Another consideration we need to keep in mind was that our experimental set up used an additive model which means the effects were the result of gradual build-up of the drugs in the arterial tissue. Hence, this may mean that the potential vasodilatory benefits of amiodarone may not be immediately visible but may rather be the result of continued drug use.

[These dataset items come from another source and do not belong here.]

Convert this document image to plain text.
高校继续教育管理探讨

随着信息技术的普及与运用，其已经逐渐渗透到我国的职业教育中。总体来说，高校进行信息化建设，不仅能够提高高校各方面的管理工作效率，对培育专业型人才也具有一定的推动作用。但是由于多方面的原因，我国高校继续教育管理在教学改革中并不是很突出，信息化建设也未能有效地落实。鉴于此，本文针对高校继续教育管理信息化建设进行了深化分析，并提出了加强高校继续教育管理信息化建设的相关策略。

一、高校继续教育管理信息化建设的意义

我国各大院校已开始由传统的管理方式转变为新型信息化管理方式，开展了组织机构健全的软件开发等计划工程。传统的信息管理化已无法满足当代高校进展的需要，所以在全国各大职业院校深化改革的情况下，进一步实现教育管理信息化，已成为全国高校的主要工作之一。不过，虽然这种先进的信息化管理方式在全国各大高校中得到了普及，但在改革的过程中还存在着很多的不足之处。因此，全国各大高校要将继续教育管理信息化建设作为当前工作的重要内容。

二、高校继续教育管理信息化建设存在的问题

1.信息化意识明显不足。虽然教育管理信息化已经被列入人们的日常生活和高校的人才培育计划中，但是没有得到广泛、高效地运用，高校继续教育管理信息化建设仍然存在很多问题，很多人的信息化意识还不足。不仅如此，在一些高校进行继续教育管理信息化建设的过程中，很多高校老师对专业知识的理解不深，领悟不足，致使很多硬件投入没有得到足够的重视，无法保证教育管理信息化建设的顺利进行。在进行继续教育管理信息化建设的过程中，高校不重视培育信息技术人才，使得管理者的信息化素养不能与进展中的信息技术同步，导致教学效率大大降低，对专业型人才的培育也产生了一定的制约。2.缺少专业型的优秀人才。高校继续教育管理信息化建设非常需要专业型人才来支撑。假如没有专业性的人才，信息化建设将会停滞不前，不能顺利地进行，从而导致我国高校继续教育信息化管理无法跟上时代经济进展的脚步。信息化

In essence, our study was the first to examine the effects of AADs on human pulmonary arterial tension as a preliminary step to determine the safety profile of these drugs in patients with PH. The roles of other drugs such as beta-blockers and calcium channel blockers in this specific patient subset are very unclear in POAF without PH. Therefore, future trials we conduct should focus on clarifying the role of other AADs in this patient group. Their effectiveness in patients without PH is well-known and confirmation of their safety profile and efficacy in PH could provide more options for treatment with the possibility of avoiding serious pulmonary complications such as those caused by amiodarone and the dangerous cardiotoxic effects of digoxin.

5. Conclusions

Although there is bountiful evidence to support the use of amiodarone and digoxin in post-operative arrhythmias, there is very limited evidence regarding the safety of these drugs in the presence of PH. This is the first experiment to evaluate the effect of these drugs on human pulmonary arterial tension. Preliminary experiments have shown promising results in terms of the vasoactive effects of amiodarone. If this is consistent with future experiments, further, clinical trials can be run to test the efficacy of amiodarone against existing treatments of PH.